Ok so I browsed these links on my desktop using Firefox, and they loaded instantly:
https://<fog-ip>/fog/service/ipxe/boot.php - 96ms
https://<fog-ip>/fog/service/ipxe/boot.php##params - 96ms
We do in fact scan all traffic, but I noticed that the delay is only during ipxe ops.
I’ll run wireshark next.
@Sebastian-Roth That was my next guess but wanted to confirm that it wasn’t normal. Thanks!
@Sebastian-Roth Update: Yes the bzImage and init.xz also take longer to load now. Assuming because they are served via HTTP?
@Sebastian-Roth Once I start the PXE boot process, the boot kernel loads quick over TFTP, then the next part that loads boot.php takes longer. After I hit ESC to load the authentication screen, I enter my creds, then the next part where it loads the boot.php twice, then bg.png. After I get to the actual FOG ipxe menu, then load a custom ipxe entry such as WinPE, anything that loads via HTTP has a delay before starting the download. For my example of WinPE, the BCD, boot.sdi, bootmgr.efi, then finally the wim file which downloads normally, but there is a delay now before the download actually starts.

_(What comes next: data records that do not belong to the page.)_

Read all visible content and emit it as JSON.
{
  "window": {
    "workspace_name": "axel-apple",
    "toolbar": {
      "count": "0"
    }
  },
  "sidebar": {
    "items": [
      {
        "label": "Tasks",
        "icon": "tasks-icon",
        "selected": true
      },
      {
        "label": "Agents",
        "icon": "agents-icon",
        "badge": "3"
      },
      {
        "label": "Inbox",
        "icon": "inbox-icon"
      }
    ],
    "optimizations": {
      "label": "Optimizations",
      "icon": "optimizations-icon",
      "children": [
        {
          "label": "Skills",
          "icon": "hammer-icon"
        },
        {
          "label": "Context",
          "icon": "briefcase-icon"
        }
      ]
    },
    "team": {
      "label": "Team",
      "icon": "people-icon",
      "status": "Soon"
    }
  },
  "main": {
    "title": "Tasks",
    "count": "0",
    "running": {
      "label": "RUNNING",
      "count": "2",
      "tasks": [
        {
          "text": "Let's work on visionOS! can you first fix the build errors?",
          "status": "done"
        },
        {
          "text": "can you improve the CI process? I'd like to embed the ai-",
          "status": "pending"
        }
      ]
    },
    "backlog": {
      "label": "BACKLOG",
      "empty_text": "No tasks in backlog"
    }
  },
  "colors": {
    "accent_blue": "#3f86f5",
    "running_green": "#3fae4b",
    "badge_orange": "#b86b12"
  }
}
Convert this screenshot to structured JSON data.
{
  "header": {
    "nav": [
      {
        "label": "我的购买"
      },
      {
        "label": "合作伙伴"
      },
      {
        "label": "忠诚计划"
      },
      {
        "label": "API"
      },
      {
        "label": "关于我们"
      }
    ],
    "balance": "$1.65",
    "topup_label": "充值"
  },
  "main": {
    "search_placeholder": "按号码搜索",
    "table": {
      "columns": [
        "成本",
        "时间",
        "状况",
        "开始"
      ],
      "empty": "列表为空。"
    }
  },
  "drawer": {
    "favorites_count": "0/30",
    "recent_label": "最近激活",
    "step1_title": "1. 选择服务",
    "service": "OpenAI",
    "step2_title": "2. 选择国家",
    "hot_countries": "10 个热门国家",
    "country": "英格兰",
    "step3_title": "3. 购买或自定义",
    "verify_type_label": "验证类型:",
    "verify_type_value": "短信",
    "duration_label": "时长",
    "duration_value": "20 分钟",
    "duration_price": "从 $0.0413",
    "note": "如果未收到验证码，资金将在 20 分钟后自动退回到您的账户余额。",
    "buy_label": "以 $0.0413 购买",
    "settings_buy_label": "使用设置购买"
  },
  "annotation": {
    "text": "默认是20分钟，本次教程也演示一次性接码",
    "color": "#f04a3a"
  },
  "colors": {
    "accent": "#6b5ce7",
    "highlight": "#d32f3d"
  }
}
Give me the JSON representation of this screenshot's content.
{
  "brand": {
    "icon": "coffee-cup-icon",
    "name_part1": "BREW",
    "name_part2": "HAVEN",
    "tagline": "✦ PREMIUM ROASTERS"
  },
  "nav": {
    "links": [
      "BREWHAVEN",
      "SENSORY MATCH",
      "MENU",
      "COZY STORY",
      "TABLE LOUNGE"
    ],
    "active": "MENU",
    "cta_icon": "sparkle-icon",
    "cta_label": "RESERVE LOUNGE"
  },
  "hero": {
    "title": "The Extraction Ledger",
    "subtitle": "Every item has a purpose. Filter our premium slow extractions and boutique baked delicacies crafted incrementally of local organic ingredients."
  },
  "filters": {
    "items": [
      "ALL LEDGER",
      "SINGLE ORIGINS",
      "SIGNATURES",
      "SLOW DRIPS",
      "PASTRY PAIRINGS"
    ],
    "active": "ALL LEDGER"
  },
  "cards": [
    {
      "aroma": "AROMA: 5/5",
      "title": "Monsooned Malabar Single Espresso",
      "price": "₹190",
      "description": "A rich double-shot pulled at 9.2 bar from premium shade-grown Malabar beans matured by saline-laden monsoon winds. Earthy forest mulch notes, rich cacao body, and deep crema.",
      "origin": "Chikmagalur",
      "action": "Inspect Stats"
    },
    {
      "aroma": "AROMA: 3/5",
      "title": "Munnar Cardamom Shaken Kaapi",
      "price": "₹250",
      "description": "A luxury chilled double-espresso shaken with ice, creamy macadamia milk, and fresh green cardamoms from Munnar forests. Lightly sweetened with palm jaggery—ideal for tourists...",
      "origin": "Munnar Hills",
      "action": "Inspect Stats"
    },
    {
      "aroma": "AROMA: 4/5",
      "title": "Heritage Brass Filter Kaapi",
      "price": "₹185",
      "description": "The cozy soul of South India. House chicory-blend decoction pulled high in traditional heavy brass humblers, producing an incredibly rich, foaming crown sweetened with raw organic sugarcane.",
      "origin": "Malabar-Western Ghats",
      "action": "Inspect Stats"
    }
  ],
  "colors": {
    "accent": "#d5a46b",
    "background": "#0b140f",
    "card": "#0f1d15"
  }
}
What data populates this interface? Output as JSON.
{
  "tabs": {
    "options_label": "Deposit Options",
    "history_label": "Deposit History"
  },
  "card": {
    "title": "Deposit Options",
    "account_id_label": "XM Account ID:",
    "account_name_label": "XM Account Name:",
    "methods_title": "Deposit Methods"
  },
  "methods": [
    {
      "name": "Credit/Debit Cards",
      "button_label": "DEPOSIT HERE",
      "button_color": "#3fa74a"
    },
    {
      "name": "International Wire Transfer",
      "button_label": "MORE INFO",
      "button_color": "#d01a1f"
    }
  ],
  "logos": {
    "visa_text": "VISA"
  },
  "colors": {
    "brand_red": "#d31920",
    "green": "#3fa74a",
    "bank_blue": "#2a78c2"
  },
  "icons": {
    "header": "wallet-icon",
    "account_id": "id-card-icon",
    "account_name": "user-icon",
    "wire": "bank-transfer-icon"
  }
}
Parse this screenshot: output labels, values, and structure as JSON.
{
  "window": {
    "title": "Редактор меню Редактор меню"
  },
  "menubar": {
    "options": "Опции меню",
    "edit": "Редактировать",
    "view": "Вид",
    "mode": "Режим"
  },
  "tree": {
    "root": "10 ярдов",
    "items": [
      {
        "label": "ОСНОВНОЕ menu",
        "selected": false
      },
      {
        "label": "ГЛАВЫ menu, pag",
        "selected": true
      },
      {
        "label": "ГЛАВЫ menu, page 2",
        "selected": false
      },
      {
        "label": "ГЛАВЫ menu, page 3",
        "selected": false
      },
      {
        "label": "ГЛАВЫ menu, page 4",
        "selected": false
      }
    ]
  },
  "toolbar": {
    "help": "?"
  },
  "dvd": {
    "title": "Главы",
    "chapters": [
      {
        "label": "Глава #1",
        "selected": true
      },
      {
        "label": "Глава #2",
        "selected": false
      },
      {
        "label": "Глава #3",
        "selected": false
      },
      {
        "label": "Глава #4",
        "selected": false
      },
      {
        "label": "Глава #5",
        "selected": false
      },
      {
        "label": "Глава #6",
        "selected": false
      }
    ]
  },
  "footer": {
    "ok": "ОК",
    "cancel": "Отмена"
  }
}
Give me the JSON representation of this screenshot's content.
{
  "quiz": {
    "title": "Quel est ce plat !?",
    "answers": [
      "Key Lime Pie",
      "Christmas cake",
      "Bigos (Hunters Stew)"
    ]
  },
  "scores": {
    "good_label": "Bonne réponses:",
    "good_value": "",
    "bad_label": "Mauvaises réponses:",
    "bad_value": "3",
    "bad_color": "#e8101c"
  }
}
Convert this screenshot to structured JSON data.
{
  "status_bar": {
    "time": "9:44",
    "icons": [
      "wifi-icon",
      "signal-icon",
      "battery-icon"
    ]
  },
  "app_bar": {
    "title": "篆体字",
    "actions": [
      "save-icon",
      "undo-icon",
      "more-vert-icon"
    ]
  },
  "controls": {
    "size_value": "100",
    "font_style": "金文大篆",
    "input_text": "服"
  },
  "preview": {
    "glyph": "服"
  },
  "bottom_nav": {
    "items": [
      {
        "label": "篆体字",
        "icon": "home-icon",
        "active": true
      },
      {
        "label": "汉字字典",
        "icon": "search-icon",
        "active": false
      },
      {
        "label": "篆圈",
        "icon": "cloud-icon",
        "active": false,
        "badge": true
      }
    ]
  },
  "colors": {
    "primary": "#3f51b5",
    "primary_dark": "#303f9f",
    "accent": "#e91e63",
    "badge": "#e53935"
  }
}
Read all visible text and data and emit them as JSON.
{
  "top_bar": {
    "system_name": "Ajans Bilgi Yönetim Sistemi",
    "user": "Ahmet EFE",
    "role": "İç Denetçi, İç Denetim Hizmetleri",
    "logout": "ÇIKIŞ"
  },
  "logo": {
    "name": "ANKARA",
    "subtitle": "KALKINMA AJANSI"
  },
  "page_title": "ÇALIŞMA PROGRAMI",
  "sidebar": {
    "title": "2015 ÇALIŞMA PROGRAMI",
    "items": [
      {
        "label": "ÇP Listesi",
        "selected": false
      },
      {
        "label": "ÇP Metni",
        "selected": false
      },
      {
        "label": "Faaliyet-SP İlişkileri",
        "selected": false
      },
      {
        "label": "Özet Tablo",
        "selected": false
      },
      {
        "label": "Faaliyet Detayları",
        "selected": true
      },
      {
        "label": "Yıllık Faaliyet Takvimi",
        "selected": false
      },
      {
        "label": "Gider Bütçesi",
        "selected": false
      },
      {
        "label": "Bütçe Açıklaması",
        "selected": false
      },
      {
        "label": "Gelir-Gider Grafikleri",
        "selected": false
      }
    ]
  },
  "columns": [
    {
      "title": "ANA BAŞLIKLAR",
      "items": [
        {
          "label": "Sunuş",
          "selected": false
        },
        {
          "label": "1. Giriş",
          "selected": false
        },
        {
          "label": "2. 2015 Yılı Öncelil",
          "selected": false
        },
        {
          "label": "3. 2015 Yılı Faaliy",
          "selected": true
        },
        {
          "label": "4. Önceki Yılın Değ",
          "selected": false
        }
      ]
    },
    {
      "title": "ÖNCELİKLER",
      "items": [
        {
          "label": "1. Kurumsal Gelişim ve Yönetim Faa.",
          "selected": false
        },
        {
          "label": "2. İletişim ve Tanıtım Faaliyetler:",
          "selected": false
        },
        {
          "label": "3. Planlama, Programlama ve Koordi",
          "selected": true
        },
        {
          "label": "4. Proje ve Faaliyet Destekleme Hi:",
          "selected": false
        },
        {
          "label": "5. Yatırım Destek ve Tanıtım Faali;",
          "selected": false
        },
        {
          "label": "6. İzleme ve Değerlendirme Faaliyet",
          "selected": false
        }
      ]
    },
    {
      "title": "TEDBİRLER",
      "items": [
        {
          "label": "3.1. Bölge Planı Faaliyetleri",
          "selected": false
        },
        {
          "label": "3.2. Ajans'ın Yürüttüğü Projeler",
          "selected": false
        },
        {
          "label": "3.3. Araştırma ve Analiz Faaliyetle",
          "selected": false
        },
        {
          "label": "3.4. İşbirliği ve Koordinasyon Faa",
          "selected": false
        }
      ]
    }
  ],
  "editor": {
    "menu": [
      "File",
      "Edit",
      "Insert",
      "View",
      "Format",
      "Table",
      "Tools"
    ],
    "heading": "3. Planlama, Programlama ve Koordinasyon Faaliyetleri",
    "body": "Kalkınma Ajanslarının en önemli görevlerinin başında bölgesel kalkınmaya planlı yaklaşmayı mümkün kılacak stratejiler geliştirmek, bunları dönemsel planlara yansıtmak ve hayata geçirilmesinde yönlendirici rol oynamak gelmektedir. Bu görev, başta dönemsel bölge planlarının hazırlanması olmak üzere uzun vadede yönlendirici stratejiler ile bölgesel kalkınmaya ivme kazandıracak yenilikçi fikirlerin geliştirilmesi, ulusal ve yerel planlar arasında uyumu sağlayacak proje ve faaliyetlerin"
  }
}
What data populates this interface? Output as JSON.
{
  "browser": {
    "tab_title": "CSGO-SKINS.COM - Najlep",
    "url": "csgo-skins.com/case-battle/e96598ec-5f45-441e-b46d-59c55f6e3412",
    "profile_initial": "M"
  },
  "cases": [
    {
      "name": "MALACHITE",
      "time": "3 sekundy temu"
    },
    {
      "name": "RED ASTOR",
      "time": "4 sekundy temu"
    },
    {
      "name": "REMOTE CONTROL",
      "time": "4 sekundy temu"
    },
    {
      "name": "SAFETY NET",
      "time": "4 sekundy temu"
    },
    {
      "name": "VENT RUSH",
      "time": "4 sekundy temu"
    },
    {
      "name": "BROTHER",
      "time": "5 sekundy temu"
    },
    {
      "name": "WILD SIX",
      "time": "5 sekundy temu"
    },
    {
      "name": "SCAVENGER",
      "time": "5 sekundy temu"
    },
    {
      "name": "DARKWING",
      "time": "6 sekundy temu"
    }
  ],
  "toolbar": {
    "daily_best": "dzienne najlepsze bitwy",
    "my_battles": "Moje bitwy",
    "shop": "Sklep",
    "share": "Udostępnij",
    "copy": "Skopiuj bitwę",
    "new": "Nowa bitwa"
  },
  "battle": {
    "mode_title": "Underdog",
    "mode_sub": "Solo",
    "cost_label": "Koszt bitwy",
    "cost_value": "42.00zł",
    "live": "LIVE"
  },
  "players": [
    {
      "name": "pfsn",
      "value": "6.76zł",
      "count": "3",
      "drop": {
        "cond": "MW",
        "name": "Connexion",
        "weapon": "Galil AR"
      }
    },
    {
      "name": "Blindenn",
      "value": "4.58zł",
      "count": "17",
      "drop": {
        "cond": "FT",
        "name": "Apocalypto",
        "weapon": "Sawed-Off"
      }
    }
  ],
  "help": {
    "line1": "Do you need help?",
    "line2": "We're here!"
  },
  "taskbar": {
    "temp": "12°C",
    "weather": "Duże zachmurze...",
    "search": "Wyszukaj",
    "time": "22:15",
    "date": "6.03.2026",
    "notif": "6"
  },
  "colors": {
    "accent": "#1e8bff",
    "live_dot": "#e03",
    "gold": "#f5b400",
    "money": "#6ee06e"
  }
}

Does this make sense? My description of the issue I mean.
Running v1.5.9.231. I had to enable HTTPS since we use LDAP to authenticate when logging into FOG via web UI and the ipxe menu. Since then, anything pulled from either HTTP/HTTPS takes significantly more time to load. TFTP transfers are still fast and unaffected. The only transfers from HTTP that seem to be fine are those final WIM downloads (from the ipxe menu), but the files before that all take about 5 seconds to start fetching. It seems more like a delay than actual transfer speed.
Is this normal behavior for HTTPS?
@george1421 I tried entering a hostname after the prefix was appended, for example I entered “TestVM” thinking the full registered hostname would be “NCIT-TestVM”, but the device was registered as “TestVM”.
If I leave the hostname field blank during full reg, where it shows that the prefix is appended and the host name is autopopped, the MAC address becomes the registered hostname. Please note the “t Specified” hostname comes from the firmware of my Virtualbox VM.